The brokerage will incur $900 million in costs related to the program, which will primarily be spent on technology and “workforce optimization,” said Christa Davies, Aon’s chief financial officer, on a conference call with analysts.
Cumulatively, Aon expects the program to result in expense cuts of $100 million in 2024 and $250 million in 2025 before reaching $350 million in 2026, which will represent about a 4% reduction of its total costs.
The restructuring will include accelerating efforts to standardize operations, integrate operating platforms and increase “product innovation and development,” Ms. Davies said.
Meanwhile, Aon reported revenue of $2.95 billion for the third quarter, a 9.5% increase over the same period last year and up 6% on an organic basis. Net income rose 11.7% to $467 million.
Fiduciary investment income, which is not included in organic revenue, rose 3%, Ms. Davies said.

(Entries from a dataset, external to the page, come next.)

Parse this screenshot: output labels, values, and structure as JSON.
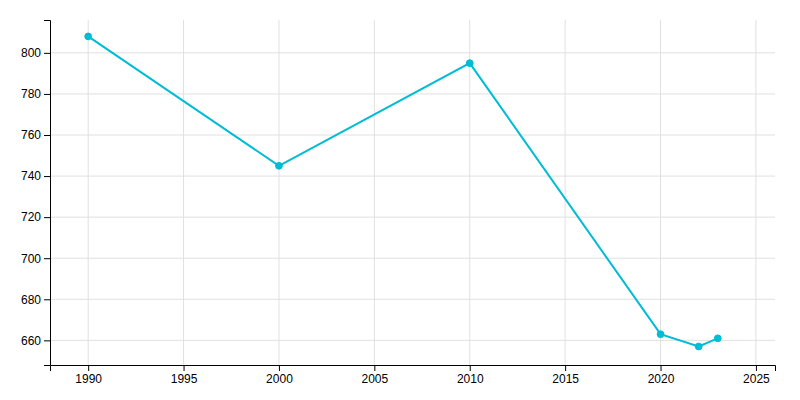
{
  "chart_data": {
    "type": "line",
    "x": [
      1990,
      2000,
      2010,
      2020,
      2022,
      2023
    ],
    "values": [
      808,
      745,
      795,
      663,
      657,
      661
    ],
    "color": "#00bcd4",
    "marker": "circle",
    "xlim": [
      1988,
      2026
    ],
    "ylim": [
      648,
      816
    ],
    "xticks": [
      1990,
      1995,
      2000,
      2005,
      2010,
      2015,
      2020,
      2025
    ],
    "yticks": [
      660,
      680,
      700,
      720,
      740,
      760,
      780,
      800
    ],
    "grid": true
  }
}
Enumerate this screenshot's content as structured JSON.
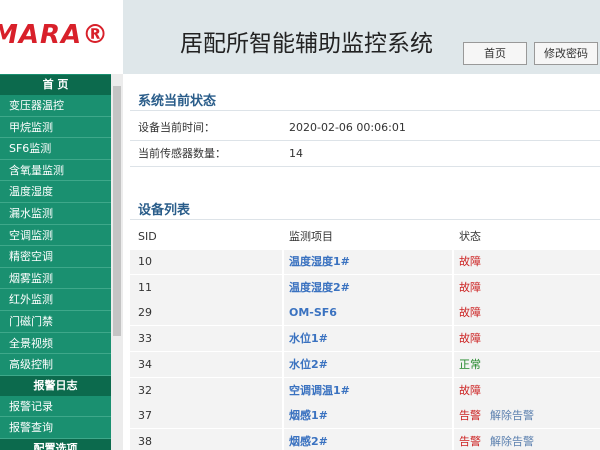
{
  "logo": "MARA®",
  "header": {
    "title": "居配所智能辅助监控系统",
    "buttons": [
      "首页",
      "修改密码"
    ]
  },
  "menu": {
    "sections": [
      {
        "title": "首 页",
        "items": [
          "变压器温控",
          "甲烷监测",
          "SF6监测",
          "含氧量监测",
          "温度湿度",
          "漏水监测",
          "空调监测",
          "精密空调",
          "烟雾监测",
          "红外监测",
          "门磁门禁",
          "全景视频",
          "高级控制"
        ]
      },
      {
        "title": "报警日志",
        "items": [
          "报警记录",
          "报警查询"
        ]
      },
      {
        "title": "配置选项",
        "items": []
      }
    ]
  },
  "status": {
    "title": "系统当前状态",
    "rows": [
      [
        "设备当前时间：",
        "2020-02-06 00:06:01"
      ],
      [
        "当前传感器数量：",
        "14"
      ]
    ]
  },
  "devices": {
    "title": "设备列表",
    "columns": [
      "SID",
      "监测项目",
      "状态"
    ],
    "rows": [
      {
        "sid": "10",
        "item": "温度湿度1#",
        "status": "故障",
        "color": "#cc2222"
      },
      {
        "sid": "11",
        "item": "温度湿度2#",
        "status": "故障",
        "color": "#cc2222"
      },
      {
        "sid": "29",
        "item": "OM-SF6",
        "status": "故障",
        "color": "#cc2222"
      },
      {
        "sid": "33",
        "item": "水位1#",
        "status": "故障",
        "color": "#cc2222"
      },
      {
        "sid": "34",
        "item": "水位2#",
        "status": "正常",
        "color": "#22882a"
      },
      {
        "sid": "32",
        "item": "空调调温1#",
        "status": "故障",
        "color": "#cc2222"
      },
      {
        "sid": "37",
        "item": "烟感1#",
        "status": "告警",
        "color": "#cc2222",
        "action": "解除告警"
      },
      {
        "sid": "38",
        "item": "烟感2#",
        "status": "告警",
        "color": "#cc2222",
        "action": "解除告警"
      }
    ]
  }
}
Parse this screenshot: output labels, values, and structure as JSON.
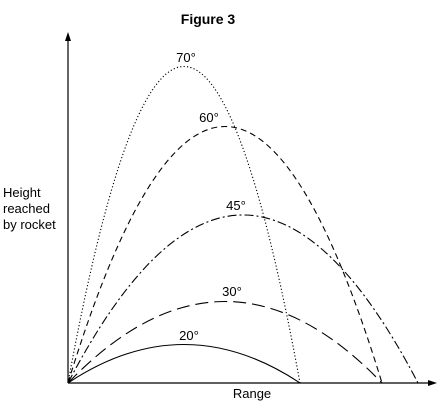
{
  "figure": {
    "title": "Figure 3",
    "ylabel_lines": [
      "Height",
      "reached",
      "by rocket"
    ],
    "xlabel": "Range"
  },
  "trajectories": [
    {
      "label": "70°",
      "style": "dotted"
    },
    {
      "label": "60°",
      "style": "short-dash"
    },
    {
      "label": "45°",
      "style": "dash-dot"
    },
    {
      "label": "30°",
      "style": "long-dash"
    },
    {
      "label": "20°",
      "style": "solid"
    }
  ]
}
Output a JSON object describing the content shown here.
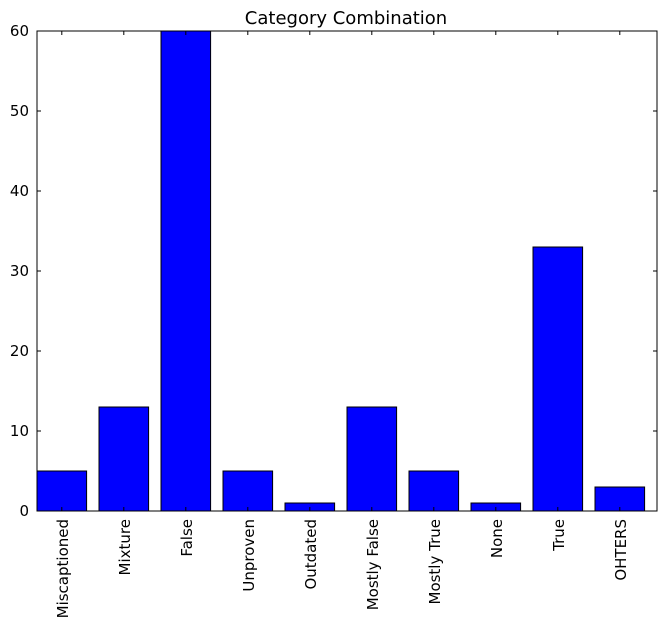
{
  "chart_data": {
    "type": "bar",
    "title": "Category Combination",
    "xlabel": "",
    "ylabel": "",
    "categories": [
      "Miscaptioned",
      "Mixture",
      "False",
      "Unproven",
      "Outdated",
      "Mostly False",
      "Mostly True",
      "None",
      "True",
      "OHTERS"
    ],
    "values": [
      5,
      13,
      60,
      5,
      1,
      13,
      5,
      1,
      33,
      3
    ],
    "ylim": [
      0,
      60
    ],
    "yticks": [
      0,
      10,
      20,
      30,
      40,
      50,
      60
    ],
    "bar_color": "#0000ff",
    "grid": false,
    "legend": "none"
  }
}
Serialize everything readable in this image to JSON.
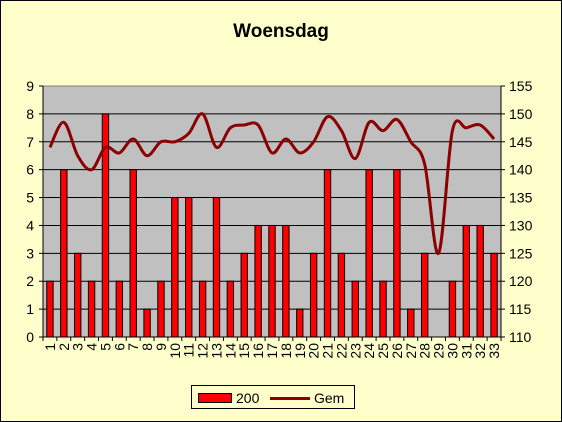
{
  "chart_data": {
    "type": "bar",
    "title": "Woensdag",
    "categories": [
      "1",
      "2",
      "3",
      "4",
      "5",
      "6",
      "7",
      "8",
      "9",
      "10",
      "11",
      "12",
      "13",
      "14",
      "15",
      "16",
      "17",
      "18",
      "19",
      "20",
      "21",
      "22",
      "23",
      "24",
      "25",
      "26",
      "27",
      "28",
      "29",
      "30",
      "31",
      "32",
      "33"
    ],
    "series": [
      {
        "name": "200",
        "type": "bar",
        "axis": "left",
        "color": "#FF0000",
        "values": [
          2,
          6,
          3,
          2,
          8,
          2,
          6,
          1,
          2,
          5,
          5,
          2,
          5,
          2,
          3,
          4,
          4,
          4,
          1,
          3,
          6,
          3,
          2,
          6,
          2,
          6,
          1,
          3,
          0,
          2,
          4,
          4,
          3
        ]
      },
      {
        "name": "Gem",
        "type": "line",
        "axis": "right",
        "color": "#8B0000",
        "values": [
          144,
          148.5,
          142.5,
          140,
          144,
          143,
          145.5,
          142.5,
          145,
          145,
          146.5,
          150,
          144,
          147.5,
          148,
          148,
          143,
          145.5,
          143,
          145,
          149.5,
          147,
          142,
          148.5,
          147,
          149,
          145,
          141,
          125,
          147,
          147.5,
          148,
          145.5
        ]
      }
    ],
    "yleft": {
      "lim": [
        0,
        9
      ],
      "ticks": [
        "0",
        "1",
        "2",
        "3",
        "4",
        "5",
        "6",
        "7",
        "8",
        "9"
      ]
    },
    "yright": {
      "lim": [
        110,
        155
      ],
      "ticks": [
        "110",
        "115",
        "120",
        "125",
        "130",
        "135",
        "140",
        "145",
        "150",
        "155"
      ]
    },
    "grid": true,
    "legend": "bottom",
    "legend_items": [
      {
        "label": "200",
        "kind": "bar"
      },
      {
        "label": "Gem",
        "kind": "line"
      }
    ]
  }
}
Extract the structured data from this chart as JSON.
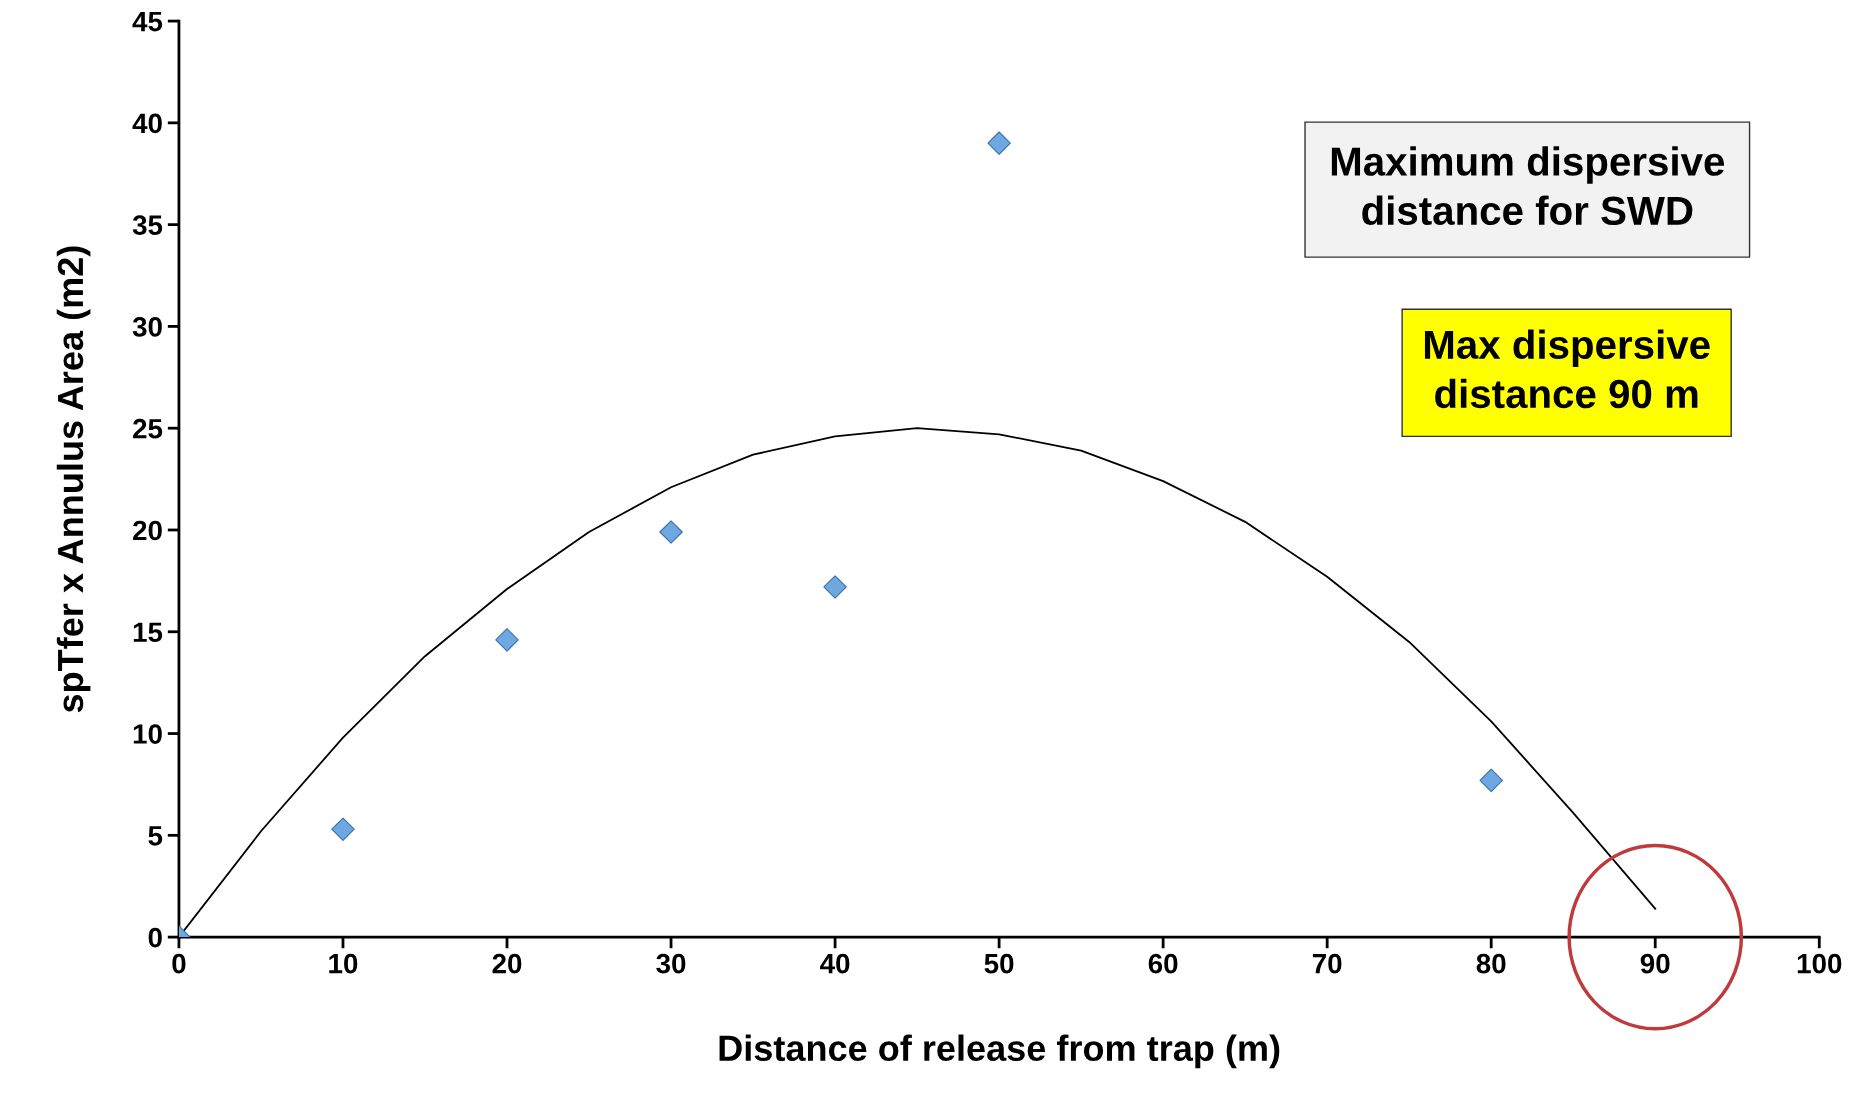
{
  "chart_data": {
    "type": "scatter",
    "xlabel": "Distance of release from trap (m)",
    "ylabel": "spTfer x Annulus Area (m2)",
    "xlim": [
      0,
      100
    ],
    "xticks": [
      0,
      10,
      20,
      30,
      40,
      50,
      60,
      70,
      80,
      90,
      100
    ],
    "ylim": [
      0,
      45
    ],
    "yticks": [
      0,
      5,
      10,
      15,
      20,
      25,
      30,
      35,
      40,
      45
    ],
    "grid": false,
    "legend": false,
    "series": [
      {
        "marker": "diamond",
        "color": "#6fa8e0",
        "x": [
          0,
          10,
          20,
          30,
          40,
          50,
          80
        ],
        "values": [
          0,
          5.3,
          14.6,
          19.9,
          17.2,
          39.0,
          7.7
        ]
      },
      {
        "type": "line",
        "marker": "none",
        "line_style": "solid",
        "color": "#000000",
        "x": [
          0,
          5,
          10,
          15,
          20,
          25,
          30,
          35,
          40,
          45,
          50,
          55,
          60,
          65,
          70,
          75,
          80,
          85,
          90
        ],
        "values": [
          0,
          5.2,
          9.8,
          13.8,
          17.1,
          19.9,
          22.1,
          23.7,
          24.6,
          25.0,
          24.7,
          23.9,
          22.4,
          20.4,
          17.7,
          14.5,
          10.6,
          6.1,
          1.4
        ]
      }
    ],
    "annotations": [
      "Maximum dispersive\ndistance for SWD",
      "Max dispersive\ndistance 90 m"
    ]
  }
}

Commercial risk solutions, Aon’s main insurance brokerage unit, reported $1.59 billion in revenue, up 7% increase overall and 4% on an organic basis. The business was affected by a reduction in demand for insurance products related to mergers and acquisitions and initial public offerings, such as representations and warranties insurance, Aon CEO Greg Case said.
Its reinsurance brokerage business reported $465 million in revenue, up 17.4% overall and 11% on an organic basis.
Health solutions reported $552 million in revenue, up 11.7%, and its wealth solutions division reported $352 million in revenue, up 8%.